In 1990, Laura began her Master’s Degree in History at SSU. Also during this time, the SRJC and SSU had a joint internship program that allowed students to be mentored by a professor in their filed. Laura applied and was one of the few chosen to partake. She was paired with an instructor at the SRJC that she followed and learned from for a semester, and the following semester she had the opportunity to teach the class herself. Although Laura was nervous, she says “I’ve always been the kind of person [to say]: I didn’t come this far not to do it.” Laura did just that and began teaching. The following semester she was teaching her very own course in the history department and never left. Laura also worked as an adjunct professor at SSU for about six years.
Her favorite part of the job is creating a curriculum that's going to make a difference in the student's lives.

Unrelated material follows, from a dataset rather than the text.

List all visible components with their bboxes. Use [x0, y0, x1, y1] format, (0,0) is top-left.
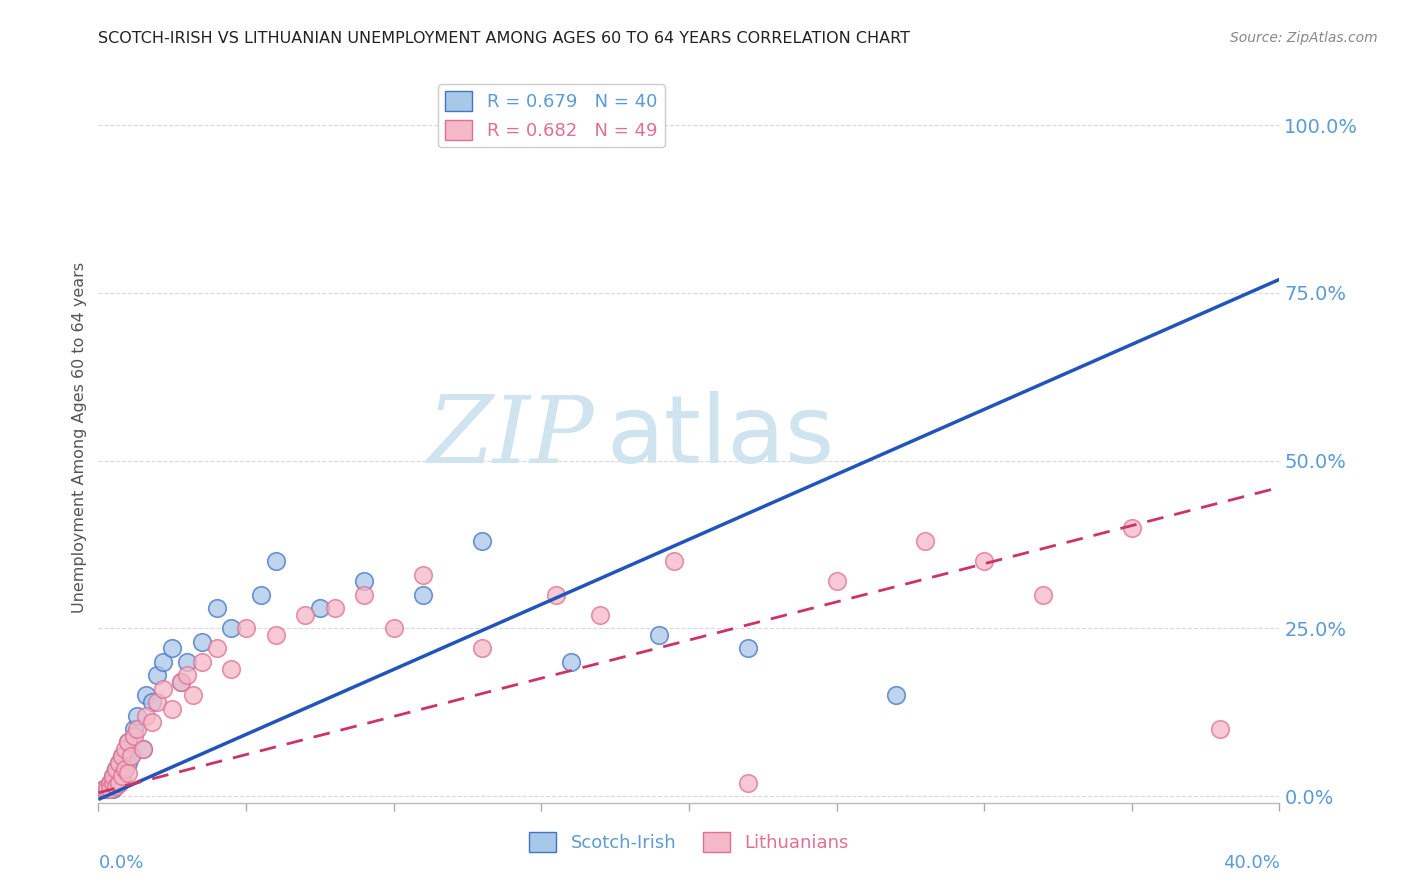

Laura values culturally relevant and sensitive curriculum, and strives to highlight non-Eurocentric history, “when you develop a curriculum that pedagogically is inclusive and creates an atmosphere in which every student feels valued, then you are doing your job and that is the most satisfying aspect of my work.” In contrast, the most challenging aspect of being a professor is trying to implement transformative change within the educational structures that exist. Whether it is hiring or retaining more faculty of color, it can really be a challenge to instill lasting structural changes.
After over 20 years teaching higher education, Professor Laura Larque still has a passion for education and shaping our future leaders. As an educator of color, Professor Larque has been able to bring a much needed prospective and is determined to create inclusivity both in the classroom and in history. She has always had a passion for learning and wants to inspire that curiosity and drive in her students, through engaging them in relevant, inclusive, and untold histories. In her spare time, Laura enjoys tending to her garden and engaging with her neighborhood community.
Laura Larque was interviewed by Daniel Chaparro, Community Outreach Specialist, and Madelynn Cox, Community Engagement AmeriCorps VISTA.